The committee wrote that “our pastoral guidance is bound by the mandate to our committee. A pastoral observation, however, to the church at large is that the complexities of ministry will keep membership issues a point of tension. A number of CRC churches are already navigating the challenges of integrating same-sex couples into the life of the church, and for them the logic of being denied membership is experienced as damaging rather than life-giving.”

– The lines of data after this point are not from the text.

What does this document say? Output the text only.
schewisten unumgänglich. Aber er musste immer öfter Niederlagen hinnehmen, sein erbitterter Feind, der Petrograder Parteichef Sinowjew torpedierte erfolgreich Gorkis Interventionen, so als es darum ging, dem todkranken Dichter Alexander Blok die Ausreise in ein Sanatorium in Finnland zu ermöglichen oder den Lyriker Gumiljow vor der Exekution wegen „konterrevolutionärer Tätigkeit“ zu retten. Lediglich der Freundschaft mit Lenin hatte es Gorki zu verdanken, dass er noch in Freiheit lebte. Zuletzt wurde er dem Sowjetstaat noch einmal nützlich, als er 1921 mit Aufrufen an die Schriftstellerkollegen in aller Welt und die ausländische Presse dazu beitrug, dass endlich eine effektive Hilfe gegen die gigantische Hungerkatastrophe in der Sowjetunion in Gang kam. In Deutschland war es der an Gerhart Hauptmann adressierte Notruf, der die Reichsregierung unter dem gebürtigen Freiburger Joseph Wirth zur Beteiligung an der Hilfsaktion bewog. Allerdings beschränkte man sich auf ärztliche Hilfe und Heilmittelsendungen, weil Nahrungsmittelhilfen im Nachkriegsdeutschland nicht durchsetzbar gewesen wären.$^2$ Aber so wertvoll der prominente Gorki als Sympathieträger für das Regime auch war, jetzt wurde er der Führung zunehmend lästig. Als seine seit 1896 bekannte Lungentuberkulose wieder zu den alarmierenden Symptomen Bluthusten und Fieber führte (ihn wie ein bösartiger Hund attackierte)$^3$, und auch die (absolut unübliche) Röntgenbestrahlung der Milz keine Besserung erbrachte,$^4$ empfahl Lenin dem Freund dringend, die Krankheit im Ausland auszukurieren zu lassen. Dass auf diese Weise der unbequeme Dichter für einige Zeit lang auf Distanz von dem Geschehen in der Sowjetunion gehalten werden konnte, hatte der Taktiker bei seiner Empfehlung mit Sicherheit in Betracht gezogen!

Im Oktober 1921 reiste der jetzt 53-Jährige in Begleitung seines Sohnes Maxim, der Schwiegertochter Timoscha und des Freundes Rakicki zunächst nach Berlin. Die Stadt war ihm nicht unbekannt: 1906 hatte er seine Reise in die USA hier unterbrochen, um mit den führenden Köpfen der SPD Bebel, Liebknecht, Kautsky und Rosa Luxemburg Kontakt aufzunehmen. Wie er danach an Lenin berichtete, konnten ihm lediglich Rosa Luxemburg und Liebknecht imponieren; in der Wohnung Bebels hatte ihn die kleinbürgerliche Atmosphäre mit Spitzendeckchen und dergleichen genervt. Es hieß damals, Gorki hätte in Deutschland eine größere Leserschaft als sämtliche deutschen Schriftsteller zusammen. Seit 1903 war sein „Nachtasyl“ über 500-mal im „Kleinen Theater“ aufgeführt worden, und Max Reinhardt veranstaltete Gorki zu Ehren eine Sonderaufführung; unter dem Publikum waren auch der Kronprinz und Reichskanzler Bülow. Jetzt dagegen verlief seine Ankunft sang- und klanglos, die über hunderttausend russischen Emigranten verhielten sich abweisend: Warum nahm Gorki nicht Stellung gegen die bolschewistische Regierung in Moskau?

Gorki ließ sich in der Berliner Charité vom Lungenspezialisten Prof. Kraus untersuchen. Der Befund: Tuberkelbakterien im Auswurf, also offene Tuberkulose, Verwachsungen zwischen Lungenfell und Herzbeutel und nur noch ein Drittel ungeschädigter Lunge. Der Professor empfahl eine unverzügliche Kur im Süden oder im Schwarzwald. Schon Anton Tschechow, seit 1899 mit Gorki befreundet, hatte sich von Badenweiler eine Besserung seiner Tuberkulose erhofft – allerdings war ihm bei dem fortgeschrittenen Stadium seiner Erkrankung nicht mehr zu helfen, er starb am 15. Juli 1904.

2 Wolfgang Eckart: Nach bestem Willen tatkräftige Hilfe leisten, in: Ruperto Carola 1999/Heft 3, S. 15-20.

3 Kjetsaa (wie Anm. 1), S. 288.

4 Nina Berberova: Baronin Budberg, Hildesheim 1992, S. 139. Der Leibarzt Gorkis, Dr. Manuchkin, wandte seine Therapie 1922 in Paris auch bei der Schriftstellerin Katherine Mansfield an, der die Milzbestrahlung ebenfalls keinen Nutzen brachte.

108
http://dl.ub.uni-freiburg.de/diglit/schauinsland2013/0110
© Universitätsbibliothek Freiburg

Regarding baptism, the committee affirms Church Order Article 56, that at least one of the parents must be a member in good standing. The authors wrote that the question of participation in communion is complicated by the diversity of practice within the CRC. “Restricting access to the sacraments is a fearsome thing. . . . Only with the greatest reluctance and with the greatest procedural safeguards should the church take the step of forbidding access to the sacraments as means of grace. The Lord’s Supper and its meaning may well provide an opportunity for conversation with those new to the church, including those in a same-sex marriage, to speak of the relationship between sin, grace, and a life of gratitude.”

The report has much more to say about discipling and discipline, supporting Christian marriage, and other related issues, including how to present the conclusions of the 1973 and 2002 synodical reports in truthful and gracious ways.

It also noted that if the 1973 and 2002 reports are to remain useful to the church, they need to be revisited to deal with some of the language and terminology used, such as homosexualism, and suggestions that conversion/reparative therapy be the first strategy for dealing with same-sex attraction.

The full report will be published in the Agenda for Synod 2016 and is also posted at Synod 2016, the CRC’s annual leadership meeting, will discuss the report when delegates gather in June in Grand Rapids, Mich.